Logistic Loss¶
LogisticLoss is a common objective function used for binary classification.
Operation |
Computational methods |
|
Mathematical formulation¶
Computing¶
Algorithm takes dataset \(X = \{ x_1, \ldots, x_n \}\) with \(n\) feature vectors of dimension \(p\), vector with correct class labels \(y = \{ y_1, \ldots, y_n \}\) and coefficients vector \(w = \{ w_0, \ldots, w_p \}\) of size \(p + 1\) as input. Then it calculates logistic loss, its gradient or gradient using the following formulas.
Value¶
\(L(X, w, y) = \sum_{i = 1}^{n} -y_i \log(prob_i) - (1 - y_i) \log(prob_i)\), where \(prob_i = \sigma(w_0 + \sum_{j=1}^{p} w_j x_{i, j})\) - predicted probabilities, \(\sigma(x) = \frac{1}{1 + \exp(-x)}\) - sigmoid function. Note that probabilities are binded to interval \([\epsilon, 1 - \epsilon]\) to avoid problems with computing log function (\(\epsilon=10^{-7}\) if float type is used and \(10^{-15}\) otherwise)
Gradient¶
\(\overline{grad} = \frac{\partial L}{\partial w}\), where \(\overline{grad}_0 = \sum_{i=1}^{n} prob_i - y_i\), \(\overline{grad}_j = \sum_{i=1}^n X_{i, j} (prob_i - y_i) + L1 \cdot |w_j| + 2 \cdot L2 w_j\) for \(1 \leq j \leq p\)
Hessian¶
\(H = (h_{ij}) = \frac{\partial L}{\partial w \partial w}\), where \(h_{0,0}= \sum_{k=1}^n prob_k (1 - prob_k)\), \(h_{i,0} = h_{0,i} = \sum_{k=1}^n X_{k,i} \cdot prob_k (1 - prob_k) \), \(h_{i,j} = \sum_{k=1}^n X_{k,i} X_{k,j} \cdot prob_k (1 - prob_k) + [i = j] 2 \cdot L2\) for \(1 \leq i, j \leq p\)
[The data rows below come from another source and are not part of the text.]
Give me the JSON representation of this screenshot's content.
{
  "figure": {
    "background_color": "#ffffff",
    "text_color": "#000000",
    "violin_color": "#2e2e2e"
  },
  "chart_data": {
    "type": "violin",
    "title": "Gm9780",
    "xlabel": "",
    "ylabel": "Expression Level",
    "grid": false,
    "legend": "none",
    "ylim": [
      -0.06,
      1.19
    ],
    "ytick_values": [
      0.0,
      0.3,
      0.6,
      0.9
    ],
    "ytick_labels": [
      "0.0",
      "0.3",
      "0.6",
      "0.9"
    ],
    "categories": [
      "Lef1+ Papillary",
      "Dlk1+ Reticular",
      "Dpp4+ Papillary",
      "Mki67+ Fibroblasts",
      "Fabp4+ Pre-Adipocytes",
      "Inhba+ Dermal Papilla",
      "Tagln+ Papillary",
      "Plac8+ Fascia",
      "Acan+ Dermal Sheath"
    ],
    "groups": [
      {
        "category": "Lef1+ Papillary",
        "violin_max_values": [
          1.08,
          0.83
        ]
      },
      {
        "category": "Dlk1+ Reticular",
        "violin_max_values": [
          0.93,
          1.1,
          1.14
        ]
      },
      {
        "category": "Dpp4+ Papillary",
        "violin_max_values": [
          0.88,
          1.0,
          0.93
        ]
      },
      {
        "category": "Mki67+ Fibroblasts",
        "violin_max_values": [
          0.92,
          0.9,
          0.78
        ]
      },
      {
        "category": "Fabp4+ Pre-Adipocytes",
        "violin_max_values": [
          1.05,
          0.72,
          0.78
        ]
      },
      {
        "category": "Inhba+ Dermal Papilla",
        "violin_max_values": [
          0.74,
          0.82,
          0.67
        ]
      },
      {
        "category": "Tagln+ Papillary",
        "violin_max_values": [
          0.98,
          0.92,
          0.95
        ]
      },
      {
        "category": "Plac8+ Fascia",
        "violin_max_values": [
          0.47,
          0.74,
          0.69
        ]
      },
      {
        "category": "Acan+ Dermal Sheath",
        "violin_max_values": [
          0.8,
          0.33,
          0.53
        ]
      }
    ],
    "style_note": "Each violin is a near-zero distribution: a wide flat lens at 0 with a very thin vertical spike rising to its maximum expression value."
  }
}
Computation method: dense_batch¶
The method computes value of objective function, its gradient or hessian for the dense data. This is the default and the only method supported.
Programming Interface¶
Refer to API Reference: LogisticLoss.
Distributed mode¶
Currently algorithm does not support distributed execution in SMPD mode.